The Empire Plan is a unique health insurance plan designed especially for public employees in New York State. Empire Plan benefits include inpatient and outpatient hospital coverage, medical/surgical coverage, Centers of Excellence for transplants, infertility and cancer, home care services, equipment and supplies, mental health and substance abuse coverage and prescription drug coverage.

DAVID A. PATERSON
GOVERNOR
DEPARTMENT OF CIVIL SERVICE
ALBANY, NEW YORK 12239
www.cs.ny.gov
NANCY G. GROENWEGEN
COMMISSIONER
NY10-02
SEHP10-01
TO: New York State Agency Health Benefits Administrators
FROM: Employee Benefits Division
SUBJECT: Extension of COBRA ARRA Premium Assistance
DATE: February 8, 2010
The American Recovery and Reinvestment Act of 2009 (ARRA) created a 9-month COBRA subsidy for employees and their dependents who lost group health plan coverage due to the employee’s involuntary termination between September 1, 2008 and December 31, 2009. In December 2009, Congress passed the Department of Defense Appropriations Act of 2010 (DDAA), which increased the maximum period for receiving the subsidy an additional six months (from 9 to 15 months) and applied the subsidy to involuntary terminations through February 28, 2010. Under the provisions of these laws, assistance eligible individuals pay only 35 percent of the COBRA continuation coverage premiums.
Notice of these changes will be sent by the Employee Benefits Division to all enrollees and dependents who experience any type of COBRA qualifying event between September 1, 2008 and February 28, 2010, and who have not yet been provided a COBRA election notice. This notice will be mailed during the week of February 8th.
Eligibility for the premium reduction was automatically extended for those qualified individuals who were in a transition period. A transition period consists of individuals who elected COBRA continuation coverage following an involuntary termination and who remained on COBRA coverage as of October 31, 2009. The transition period began immediately after the end of the maximum number of months of premium reduction available under ARRA (generally 9 months) and will end at the completion of the maximum number of months of premium reduction available under DDAA (generally 15 months), provided the COBRA enrollee continues to meet the eligibility requirements.

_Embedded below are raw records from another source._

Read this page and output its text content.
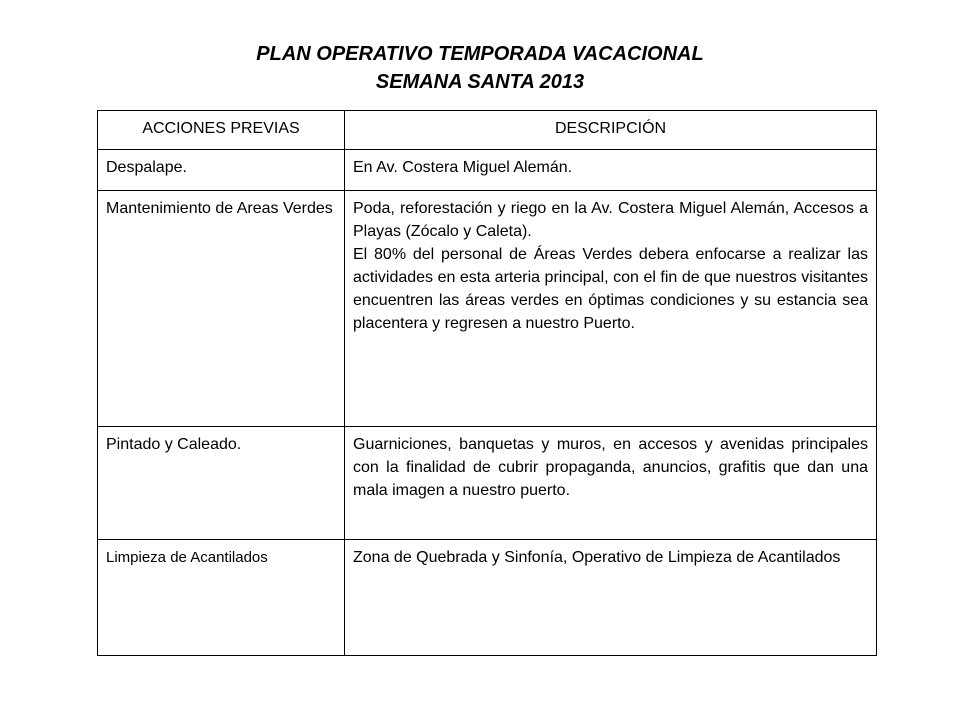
PLAN OPERATIVO TEMPORADA VACACIONAL
SEMANA SANTA 2013
ACCIONES PREVIAS	DESCRIPCIÓN
Despalape.	En Av. Costera Miguel Alemán.

Mantenimiento de Areas Verdes	Poda, reforestación y riego en la Av. Costera Miguel Alemán, Accesos a Playas (Zócalo y Caleta).

El 80% del personal de Áreas Verdes debera enfocarse a realizar las actividades en esta arteria principal, con el fin de que nuestros visitantes encuentren las áreas verdes en óptimas condiciones y su estancia sea placentera y regresen a nuestro Puerto.

Pintado y Caleado.	Guarniciones, banquetas y muros, en accesos y avenidas principales con la finalidad de cubrir propaganda, anuncios, grafitis que dan una mala imagen a nuestro puerto.

Limpieza de Acantilados	Zona de Quebrada y Sinfonía, Operativo de Limpieza de Acantilados
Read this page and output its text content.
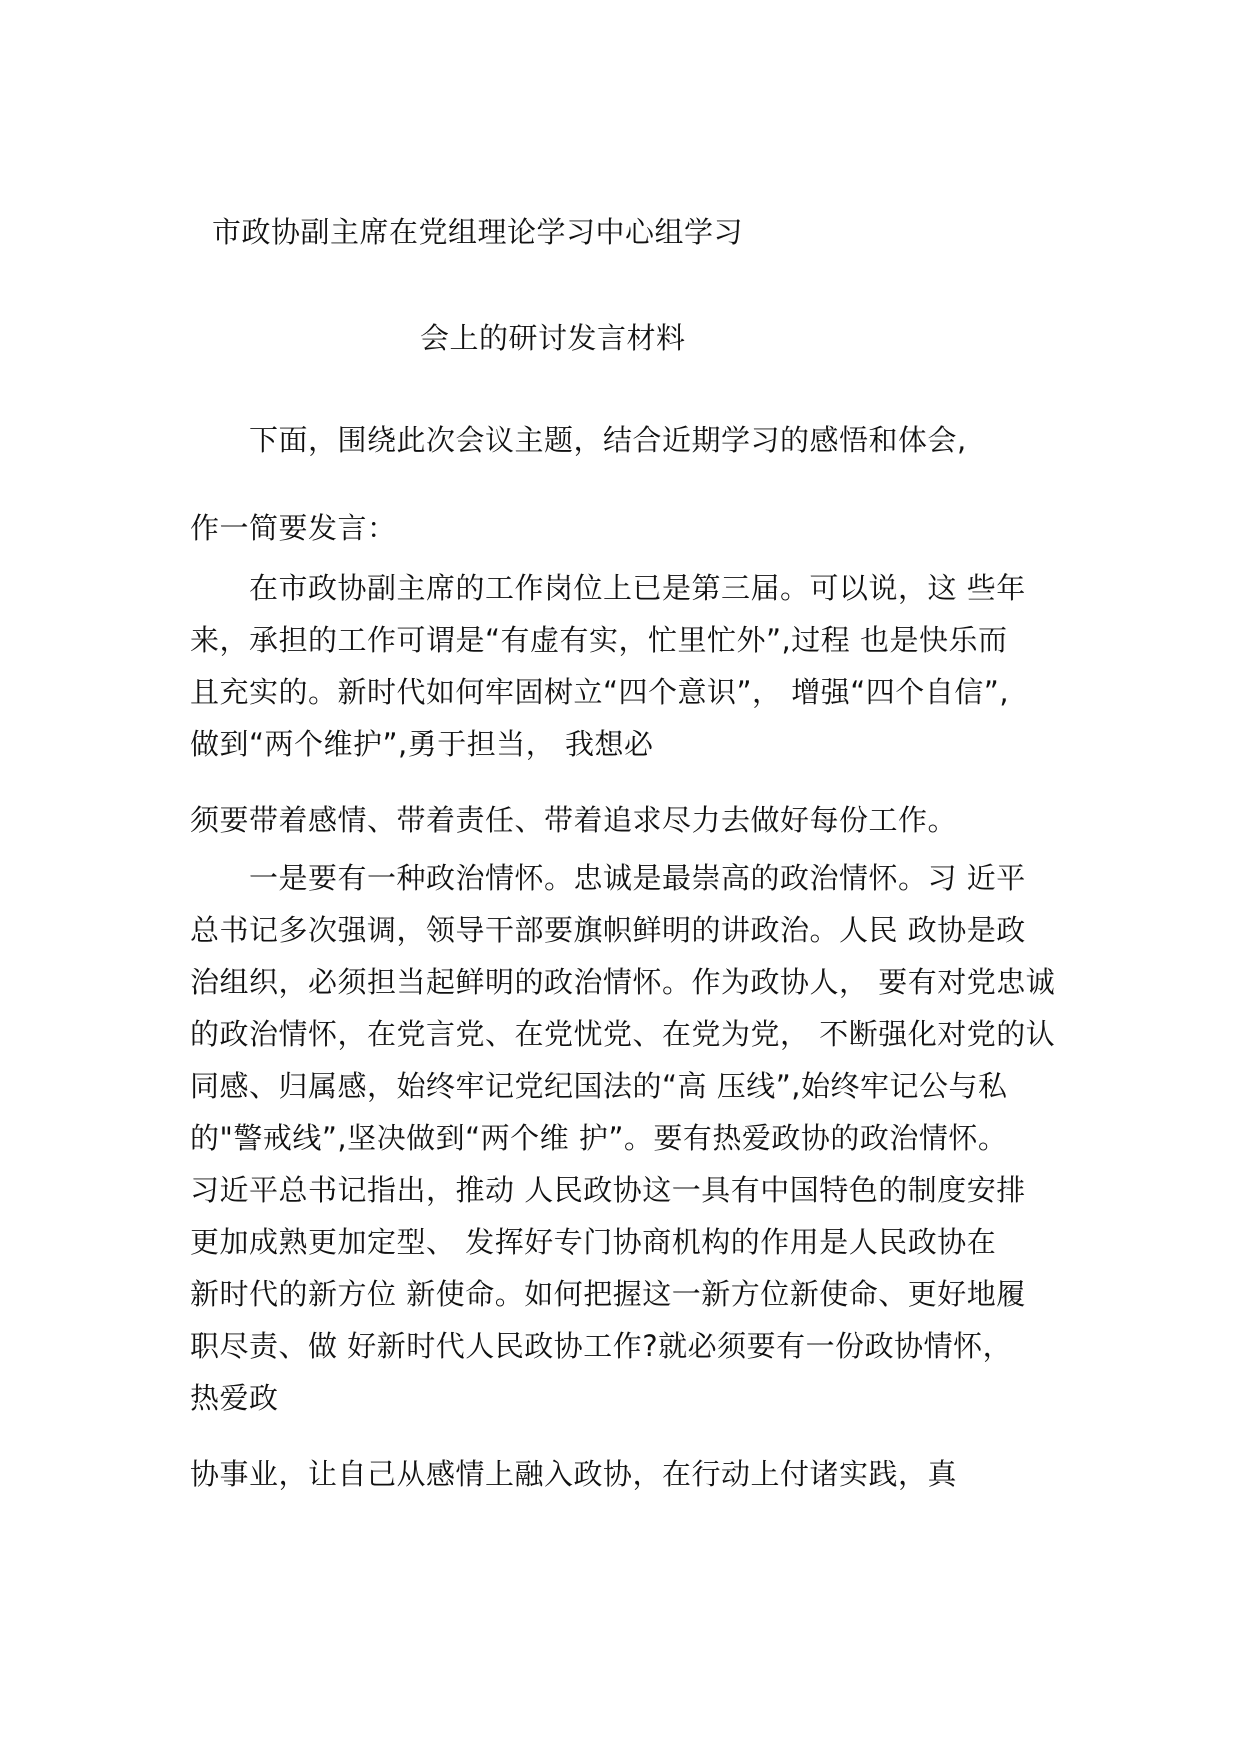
市政协副主席在党组理论学习中心组学习
会上的研讨发言材料
　　下面，围绕此次会议主题，结合近期学习的感悟和体会,
作一简要发言：
　　在市政协副主席的工作岗位上已是第三届。可以说，这 些年
来，承担的工作可谓是“有虚有实，忙里忙外”,过程 也是快乐而
且充实的。新时代如何牢固树立“四个意识”， 增强“四个自信”,
做到“两个维护”,勇于担当， 我想必
须要带着感情、带着责任、带着追求尽力去做好每份工作。
　　一是要有一种政治情怀。忠诚是最崇高的政治情怀。习 近平
总书记多次强调，领导干部要旗帜鲜明的讲政治。人民 政协是政
治组织，必须担当起鲜明的政治情怀。作为政协人， 要有对党忠诚
的政治情怀，在党言党、在党忧党、在党为党， 不断强化对党的认
同感、归属感，始终牢记党纪国法的“高 压线”,始终牢记公与私
的"警戒线”,坚决做到“两个维 护”。要有热爱政协的政治情怀。
习近平总书记指出，推动 人民政协这一具有中国特色的制度安排
更加成熟更加定型、 发挥好专门协商机构的作用是人民政协在
新时代的新方位 新使命。如何把握这一新方位新使命、更好地履
职尽责、做 好新时代人民政协工作?就必须要有一份政协情怀，
热爱政
协事业，让自己从感情上融入政协，在行动上付诸实践，真
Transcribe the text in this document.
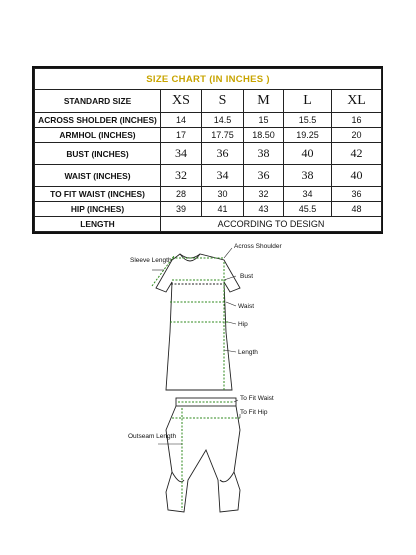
SIZE CHART (IN INCHES )					
STANDARD SIZE	XS	S	M	L	XL
ACROSS SHOLDER (INCHES)	14	14.5	15	15.5	16
ARMHOL (INCHES)	17	17.75	18.50	19.25	20
BUST (INCHES)	34	36	38	40	42
WAIST (INCHES)	32	34	36	38	40
TO FIT WAIST (INCHES)	28	30	32	34	36
HIP (INCHES)	39	41	43	45.5	48
LENGTH	ACCORDING TO DESIGN				
Across Shoulder
Sleeve Length
Bust
Waist
Hip
Length
To Fit Waist
To Fit Hip
Outseam Length
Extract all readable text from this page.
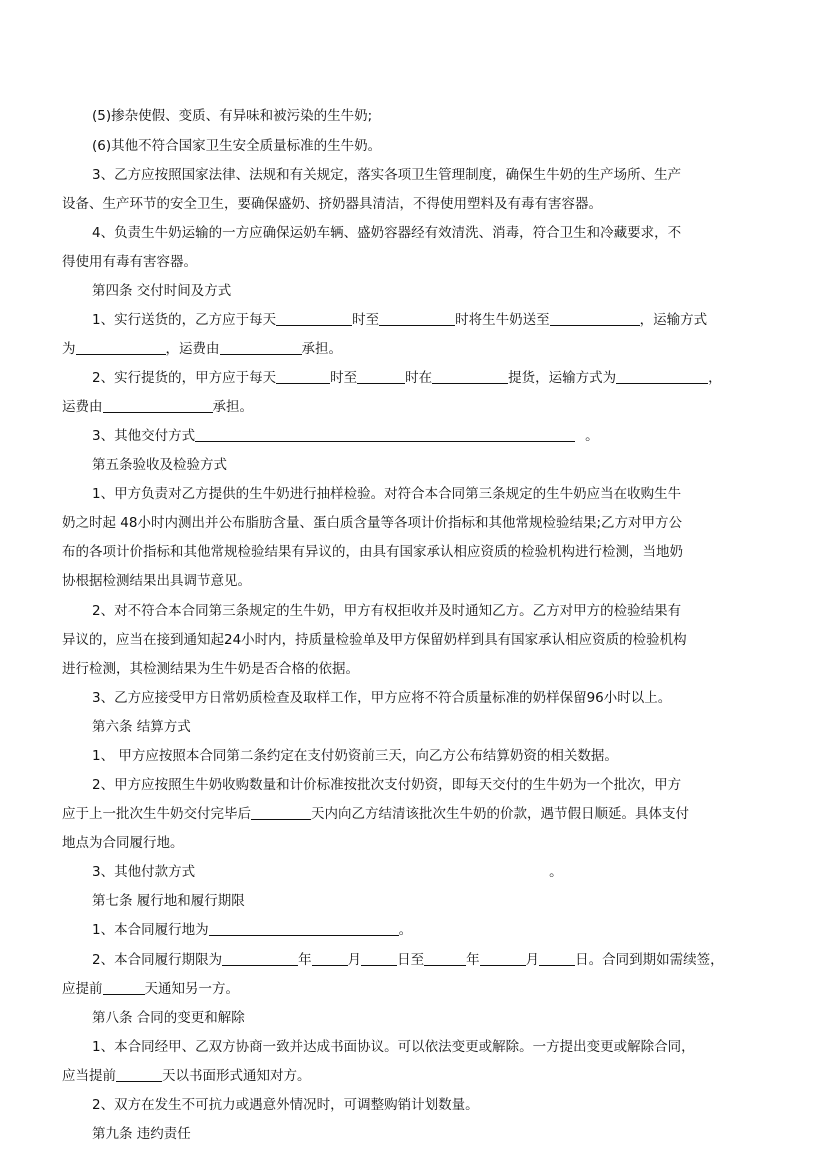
(5)掺杂使假、变质、有异味和被污染的生牛奶;
(6)其他不符合国家卫生安全质量标准的生牛奶。
3、乙方应按照国家法律、法规和有关规定，落实各项卫生管理制度，确保生牛奶的生产场所、生产
设备、生产环节的安全卫生，要确保盛奶、挤奶器具清洁，不得使用塑料及有毒有害容器。
4、负责生牛奶运输的一方应确保运奶车辆、盛奶容器经有效清洗、消毒，符合卫生和冷藏要求，不
得使用有毒有害容器。
第四条 交付时间及方式
1、实行送货的，乙方应于每天	时至	时将生牛奶送至	，运输方式
为	，运费由	承担。
2、实行提货的，甲方应于每天	时至	时在	提货，运输方式为	，
运费由	承担。
3、其他交付方式	。
第五条验收及检验方式
1、甲方负责对乙方提供的生牛奶进行抽样检验。对符合本合同第三条规定的生牛奶应当在收购生牛
奶之时起 48小时内测出并公布脂肪含量、蛋白质含量等各项计价指标和其他常规检验结果;乙方对甲方公
布的各项计价指标和其他常规检验结果有异议的，由具有国家承认相应资质的检验机构进行检测，当地奶
协根据检测结果出具调节意见。
2、对不符合本合同第三条规定的生牛奶，甲方有权拒收并及时通知乙方。乙方对甲方的检验结果有
异议的，应当在接到通知起24小时内，持质量检验单及甲方保留奶样到具有国家承认相应资质的检验机构
进行检测，其检测结果为生牛奶是否合格的依据。
3、乙方应接受甲方日常奶质检查及取样工作，甲方应将不符合质量标准的奶样保留96小时以上。
第六条 结算方式
1、 甲方应按照本合同第二条约定在支付奶资前三天，向乙方公布结算奶资的相关数据。
2、甲方应按照生牛奶收购数量和计价标准按批次支付奶资，即每天交付的生牛奶为一个批次，甲方
应于上一批次生牛奶交付完毕后	天内向乙方结清该批次生牛奶的价款，遇节假日顺延。具体支付
地点为合同履行地。
3、其他付款方式	。
第七条 履行地和履行期限
1、本合同履行地为	。
2、本合同履行期限为	年	月	日至	年	月	日。合同到期如需续签，
应提前	天通知另一方。
第八条 合同的变更和解除
1、本合同经甲、乙双方协商一致并达成书面协议。可以依法变更或解除。一方提出变更或解除合同，
应当提前	天以书面形式通知对方。
2、双方在发生不可抗力或遇意外情况时，可调整购销计划数量。
第九条 违约责任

In order to process enrollee applications in a timely manner it is imperative that agencies provide a verification letter to each employee who experiences a loss of coverage due to an involuntary termination of employment during the period September 1, 2008 through February 28, 2010. Please ensure that the letter is addressed to the enrollee and is signed by a representative of your agency. Advise enrollees to include the letter when completing their Request for Treatment as an Assistance Eligible Individual. This letter serves as the required verification that the termination of employment was involuntary.
We have included with this memo, a copy of the material being sent to NYSHIP enrollees and qualified beneficiaries. This includes the COBRA Continuation Coverage Premium Assistance Extension Notice and the Summary of the COBRA Premium Reduction Provisions under ARRA, as amended.